Indianapolis-based venture capital firm High Alpha is forming partnerships with area universities to help deal with the staffing shortage, says Mark Clerkin, a data scientist at the firm. High Alpha officials also talk about what AI is with internal staff and how it can be used, to take away some of the mysteries of machine learning, he says.
With that approach, the firm has started to find SysOps and quality assurance employees and those with math skills who are interested in working on certain components of AI, such as extracting data from files, he says. That way, they can develop talent inhouse.
“So if you think of it as team sport, we can find lot of those players inhouse already,’’ Clerkin says.

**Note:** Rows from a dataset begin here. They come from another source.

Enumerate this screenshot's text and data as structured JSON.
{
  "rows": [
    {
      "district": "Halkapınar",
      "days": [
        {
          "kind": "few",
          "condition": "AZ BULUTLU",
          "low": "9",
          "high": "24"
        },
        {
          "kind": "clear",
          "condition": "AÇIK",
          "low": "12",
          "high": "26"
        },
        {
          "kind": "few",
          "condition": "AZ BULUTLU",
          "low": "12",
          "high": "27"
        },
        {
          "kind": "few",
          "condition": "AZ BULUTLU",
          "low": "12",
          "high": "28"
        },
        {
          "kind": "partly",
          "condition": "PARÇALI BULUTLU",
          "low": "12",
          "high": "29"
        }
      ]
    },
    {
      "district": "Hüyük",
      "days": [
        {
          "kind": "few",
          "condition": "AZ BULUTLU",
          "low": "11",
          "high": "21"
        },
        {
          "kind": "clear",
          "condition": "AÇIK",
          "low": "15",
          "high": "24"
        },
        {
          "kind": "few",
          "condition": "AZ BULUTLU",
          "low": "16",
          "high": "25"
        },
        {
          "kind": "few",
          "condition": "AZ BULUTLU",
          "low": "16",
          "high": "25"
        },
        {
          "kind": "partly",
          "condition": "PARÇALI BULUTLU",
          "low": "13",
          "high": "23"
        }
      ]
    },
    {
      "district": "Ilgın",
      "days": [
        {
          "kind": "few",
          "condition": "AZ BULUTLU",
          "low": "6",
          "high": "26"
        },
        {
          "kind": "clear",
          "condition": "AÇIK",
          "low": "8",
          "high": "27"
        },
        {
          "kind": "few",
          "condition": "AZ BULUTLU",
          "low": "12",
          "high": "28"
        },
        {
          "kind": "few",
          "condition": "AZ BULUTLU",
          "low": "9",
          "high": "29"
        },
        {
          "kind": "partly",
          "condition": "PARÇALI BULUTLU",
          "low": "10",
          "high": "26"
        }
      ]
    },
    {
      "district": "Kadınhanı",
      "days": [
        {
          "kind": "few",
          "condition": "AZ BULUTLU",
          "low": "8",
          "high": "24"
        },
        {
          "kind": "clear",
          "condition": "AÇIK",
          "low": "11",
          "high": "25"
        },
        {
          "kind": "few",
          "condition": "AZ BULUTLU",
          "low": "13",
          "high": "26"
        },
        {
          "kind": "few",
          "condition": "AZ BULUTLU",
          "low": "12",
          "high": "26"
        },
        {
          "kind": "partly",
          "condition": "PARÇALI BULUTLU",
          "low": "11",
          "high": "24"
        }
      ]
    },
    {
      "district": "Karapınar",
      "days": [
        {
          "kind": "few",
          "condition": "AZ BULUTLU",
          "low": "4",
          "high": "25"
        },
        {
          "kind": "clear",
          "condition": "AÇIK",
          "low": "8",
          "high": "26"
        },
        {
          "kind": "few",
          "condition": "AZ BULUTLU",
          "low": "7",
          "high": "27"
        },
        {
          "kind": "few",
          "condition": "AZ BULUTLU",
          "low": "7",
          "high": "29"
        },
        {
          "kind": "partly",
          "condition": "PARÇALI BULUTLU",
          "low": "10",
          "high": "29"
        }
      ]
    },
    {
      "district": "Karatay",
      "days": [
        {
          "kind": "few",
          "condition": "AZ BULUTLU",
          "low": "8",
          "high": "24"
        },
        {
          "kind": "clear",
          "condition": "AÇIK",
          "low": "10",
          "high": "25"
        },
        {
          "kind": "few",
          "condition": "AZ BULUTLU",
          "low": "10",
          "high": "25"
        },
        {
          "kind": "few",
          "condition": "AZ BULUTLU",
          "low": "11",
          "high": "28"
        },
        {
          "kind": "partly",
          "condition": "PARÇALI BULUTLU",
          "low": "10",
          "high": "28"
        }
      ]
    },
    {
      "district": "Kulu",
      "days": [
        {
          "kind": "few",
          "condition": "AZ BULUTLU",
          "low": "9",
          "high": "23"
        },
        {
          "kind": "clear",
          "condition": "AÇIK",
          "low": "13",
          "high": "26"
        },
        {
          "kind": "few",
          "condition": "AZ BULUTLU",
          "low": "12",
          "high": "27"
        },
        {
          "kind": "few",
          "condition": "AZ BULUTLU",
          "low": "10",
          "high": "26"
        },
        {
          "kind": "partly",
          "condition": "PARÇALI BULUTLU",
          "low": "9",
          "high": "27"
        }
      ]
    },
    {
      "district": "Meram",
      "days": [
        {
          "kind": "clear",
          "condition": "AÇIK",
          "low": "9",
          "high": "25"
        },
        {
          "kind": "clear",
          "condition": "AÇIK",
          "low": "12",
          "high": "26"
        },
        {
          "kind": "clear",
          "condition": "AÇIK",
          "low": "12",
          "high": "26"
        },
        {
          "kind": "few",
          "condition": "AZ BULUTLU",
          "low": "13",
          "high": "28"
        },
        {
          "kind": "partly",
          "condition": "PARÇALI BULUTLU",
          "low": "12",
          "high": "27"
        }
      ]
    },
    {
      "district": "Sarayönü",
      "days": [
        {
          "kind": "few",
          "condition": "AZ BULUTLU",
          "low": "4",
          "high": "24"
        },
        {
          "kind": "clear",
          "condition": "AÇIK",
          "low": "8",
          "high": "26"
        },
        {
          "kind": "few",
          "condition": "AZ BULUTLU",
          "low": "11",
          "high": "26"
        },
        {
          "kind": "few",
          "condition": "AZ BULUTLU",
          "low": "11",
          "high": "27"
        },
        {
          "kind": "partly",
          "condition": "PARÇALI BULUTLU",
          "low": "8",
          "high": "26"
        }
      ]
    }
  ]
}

They also do speaking engagements, utilize social media and publish some of the work they are doing. “We’re trying to cast a really broad net with the thinking that really smart engineers and data scientists will read it … and think we’re doing cool stuff and want to come work with us.”
“We’ve hit the tipping point in computational abilities and in the amount of data required to perform these techniques.”
Clerkin believes the AI talent shortage is due to the fact that “we’ve hit the tipping point in computational abilities and in the amount of data required to perform these techniques.” Although a lot of algorithms were developed dating back to the 1960s, he says, “they have just reached the point where they’ve become viable from a business perspective,” due to increasing computational processing power and the amount of data required for initiatives in business and government, he says.
“The ability to do AI and the barrier to entry have gotten so low,” Clerkin adds, “that essentially, it happened so quickly that there weren’t enough data scientists in waiting to do those jobs.”